Jesus made bold claims about His identity, which religious leaders of His day considered blasphemy. He claimed to be God’s only Son, one with the Father, descended from Heaven and destined to rule the universe as King. And what response was He met with? “For this reason they tried all the more to kill him” (John 5:18).
Many today try to reduce Jesus to the role of a good teacher, one good moral example, maybe the best among many. But His own claims about Himself in Scripture make that impossible. In his book Mere Christianity, C.S. Lewis famously pointed out,
I am trying here to prevent anyone saying the really foolish thing that people often say about him: I’m ready to accept Jesus as a great moral teacher, but I don’t accept his claim to be God. That is the one thing we must not say. A man who was merely a man and said the sort of things Jesus said would not be a great moral teacher. He would either be a lunatic…or else he would be the Devil of Hell…but let us not come with any patronising nonsense about his being a great human teacher. He has not left that open to us. He did not intend to.
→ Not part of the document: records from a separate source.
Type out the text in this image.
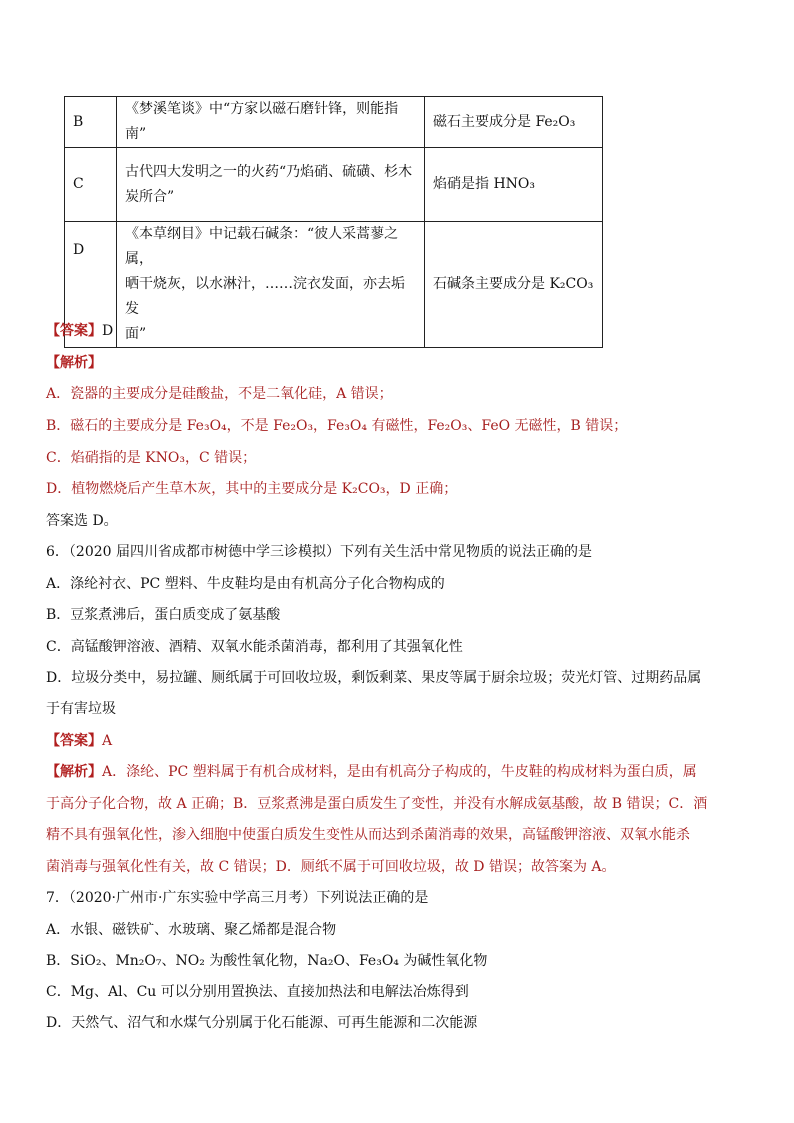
B	《梦溪笔谈》中“方家以磁石磨针锋，则能指南”	磁石主要成分是 Fe₂O₃
C	古代四大发明之一的火药“乃焰硝、硫磺、杉木
炭所合”	焰硝是指 HNO₃
D	《本草纲目》中记载石碱条：“彼人采蒿蓼之属，
晒干烧灰，以水淋汁，……浣衣发面，亦去垢发
面”	石碱条主要成分是 K₂CO₃
【答案】D
【解析】
A．瓷器的主要成分是硅酸盐，不是二氧化硅，A 错误；
B．磁石的主要成分是 Fe₃O₄，不是 Fe₂O₃，Fe₃O₄ 有磁性，Fe₂O₃、FeO 无磁性，B 错误；
C．焰硝指的是 KNO₃，C 错误；
D．植物燃烧后产生草木灰，其中的主要成分是 K₂CO₃，D 正确；
答案选 D。
6．（2020 届四川省成都市树德中学三诊模拟）下列有关生活中常见物质的说法正确的是
A．涤纶衬衣、PC 塑料、牛皮鞋均是由有机高分子化合物构成的
B．豆浆煮沸后，蛋白质变成了氨基酸
C．高锰酸钾溶液、酒精、双氧水能杀菌消毒，都利用了其强氧化性
D．垃圾分类中，易拉罐、厕纸属于可回收垃圾，剩饭剩菜、果皮等属于厨余垃圾；荧光灯管、过期药品属
于有害垃圾
【答案】A
【解析】A．涤纶、PC 塑料属于有机合成材料，是由有机高分子构成的，牛皮鞋的构成材料为蛋白质，属
于高分子化合物，故 A 正确；B．豆浆煮沸是蛋白质发生了变性，并没有水解成氨基酸，故 B 错误；C．酒
精不具有强氧化性，渗入细胞中使蛋白质发生变性从而达到杀菌消毒的效果，高锰酸钾溶液、双氧水能杀
菌消毒与强氧化性有关，故 C 错误；D．厕纸不属于可回收垃圾，故 D 错误；故答案为 A。
7．（2020·广州市·广东实验中学高三月考）下列说法正确的是
A．水银、磁铁矿、水玻璃、聚乙烯都是混合物
B．SiO₂、Mn₂O₇、NO₂ 为酸性氧化物，Na₂O、Fe₃O₄ 为碱性氧化物
C．Mg、Al、Cu 可以分别用置换法、直接加热法和电解法冶炼得到
D．天然气、沼气和水煤气分别属于化石能源、可再生能源和二次能源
The battle for human souls pivots on the issue of Christ’s identity. He’s the watershed, the dividing line between Hell and Heaven. Jesus made that clear when He asked His disciples about His divinity: “ ‘But what about you?’ he asked. ‘Who do you say I am?’ ” (Matthew 16:15).
That question is the most important one we will ever answer. Our own eternity hangs in the balance. Who do you say Jesus is? Who do you believe, in your mind and deep in your heart, He really is? Every person must give an answer—and whether our answer is right could not be more consequential.